En los últimos tiempos, podría decirse que Can Dimoni ha vuelto a las manos de su legítimo propietario. En 2016, la inmobiliaria comenzó a ofertar sus «magnificas viviendas de lujo y excelente acabado artesanal que respetan la planta original, con techos abovedados y abundante luz natural», apenas dos meses después del polémico desalojo en el que participaron los matones de Desokupa. El Observatori DESC presentó una querella denunciando unas prácticas que rayan la ilegalidad y visibilizan la connivencia de los Mossos d'Esquadra con las cuadrillas formadas por paramilitares y ultraderechistas. Mientras tanto, los titulares se centraron en la Alerta okupación y en los Okupas impunes, con declaraciones de varios agentes que aseguraban sentirse «atados de pies y manos» y reclamaban un cambio legislativo que vele por la propiedad privada.

Cunde el pánico y la melodía es pegadiza: «Si hay algo extraño en tu vecindario, ¿a quién vas a llamar? ¡A los Cazafantasmas!». Rafael Miranda, director financiero de Securitas Direct, decía en 2019 en una entrevista que España es el cuarto país del mundo con más alarmas, apostillando sin rubor alguno que su empresa es «experta en gestionar el miedo para posteriormente vender tranquilidad». Sin duda, una gran noticia para los March, máximos accionistas de la empresa en nuestro país. Un ministro de Justicia del Gobierno de Manuel Azaña llegó a decir de Juan March Ordinas en 1931 que «o la República somete a March o March someterá a la República». Ocurrió lo segundo, pues su financiación resultó clave para el éxito del golpe de Estado de 1936. Un banco y una fundación velan por el buen nombre de la familia que pagó el alquiler del Dragon Rapide –el avión que trasladó al general Franco desde Tenerife hasta Marruecos para tomar el mando del Ejército de África– y financió el primer puente aéreo militar de la historia, trasladando las unidades de élite desde África hasta Sevilla en aviones de la Alemania nazi.
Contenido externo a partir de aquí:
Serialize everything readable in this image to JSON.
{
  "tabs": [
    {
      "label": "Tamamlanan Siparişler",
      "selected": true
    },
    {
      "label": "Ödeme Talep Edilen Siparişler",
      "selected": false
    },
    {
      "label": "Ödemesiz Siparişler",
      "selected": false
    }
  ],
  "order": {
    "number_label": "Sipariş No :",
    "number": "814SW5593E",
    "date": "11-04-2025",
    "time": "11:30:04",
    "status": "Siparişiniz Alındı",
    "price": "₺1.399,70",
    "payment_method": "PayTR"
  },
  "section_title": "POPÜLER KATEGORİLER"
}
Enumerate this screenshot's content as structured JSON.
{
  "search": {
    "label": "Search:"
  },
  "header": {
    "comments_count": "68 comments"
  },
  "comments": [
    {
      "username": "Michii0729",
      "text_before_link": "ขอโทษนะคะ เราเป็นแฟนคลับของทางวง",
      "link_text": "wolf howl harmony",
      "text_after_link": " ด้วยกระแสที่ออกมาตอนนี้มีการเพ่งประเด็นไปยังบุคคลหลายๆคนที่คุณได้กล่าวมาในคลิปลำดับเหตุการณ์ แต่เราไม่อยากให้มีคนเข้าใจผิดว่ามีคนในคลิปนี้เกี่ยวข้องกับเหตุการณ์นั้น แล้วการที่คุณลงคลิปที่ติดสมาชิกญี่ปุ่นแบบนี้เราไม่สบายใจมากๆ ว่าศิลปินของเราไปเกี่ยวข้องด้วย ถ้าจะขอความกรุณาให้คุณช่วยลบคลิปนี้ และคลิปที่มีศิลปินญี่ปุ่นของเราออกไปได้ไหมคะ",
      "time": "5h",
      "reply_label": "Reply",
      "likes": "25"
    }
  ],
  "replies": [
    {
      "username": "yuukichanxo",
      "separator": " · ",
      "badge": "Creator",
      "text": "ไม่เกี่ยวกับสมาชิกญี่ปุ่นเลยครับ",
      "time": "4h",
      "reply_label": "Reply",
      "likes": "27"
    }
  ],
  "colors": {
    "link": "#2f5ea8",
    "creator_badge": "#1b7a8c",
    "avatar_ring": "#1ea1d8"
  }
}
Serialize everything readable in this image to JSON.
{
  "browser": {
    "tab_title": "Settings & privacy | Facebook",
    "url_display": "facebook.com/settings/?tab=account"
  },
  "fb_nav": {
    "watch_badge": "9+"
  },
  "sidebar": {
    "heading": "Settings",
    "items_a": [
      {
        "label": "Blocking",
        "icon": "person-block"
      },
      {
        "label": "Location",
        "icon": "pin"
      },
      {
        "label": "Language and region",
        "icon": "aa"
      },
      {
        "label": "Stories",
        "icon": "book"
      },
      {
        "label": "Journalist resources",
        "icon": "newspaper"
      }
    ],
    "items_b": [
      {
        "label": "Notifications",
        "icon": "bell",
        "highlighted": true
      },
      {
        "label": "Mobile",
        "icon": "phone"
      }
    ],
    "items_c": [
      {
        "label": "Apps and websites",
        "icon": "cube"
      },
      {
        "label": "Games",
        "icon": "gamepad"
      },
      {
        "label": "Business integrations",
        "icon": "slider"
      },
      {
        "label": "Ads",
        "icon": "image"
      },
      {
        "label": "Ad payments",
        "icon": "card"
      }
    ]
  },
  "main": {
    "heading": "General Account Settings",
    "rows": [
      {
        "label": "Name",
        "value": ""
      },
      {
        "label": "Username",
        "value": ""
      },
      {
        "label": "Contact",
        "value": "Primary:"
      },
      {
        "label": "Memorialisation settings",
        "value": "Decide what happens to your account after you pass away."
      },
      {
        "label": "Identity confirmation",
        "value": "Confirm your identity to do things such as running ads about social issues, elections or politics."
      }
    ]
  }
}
Vivimos una época de economía inmaterial, en la que todo cuanto consideramos sólido acaba por disolverse en el aire. Y si nuestras casas ya no son nuestras —y acaso tampoco nuestras vidas—, ¿a quién pertenecen entonces? ¿Nos hemos convertido en fantasmas de casas y cuerpos que no nos pertenecen? Al contrario, recuperemos los espacios muertos y vacíos para llenarlos de vida. «El hechizo está en hacerlo todo con tus propias manos, convirtiendo cuatro muros en espacios liberados». No temas a ningún fantasma.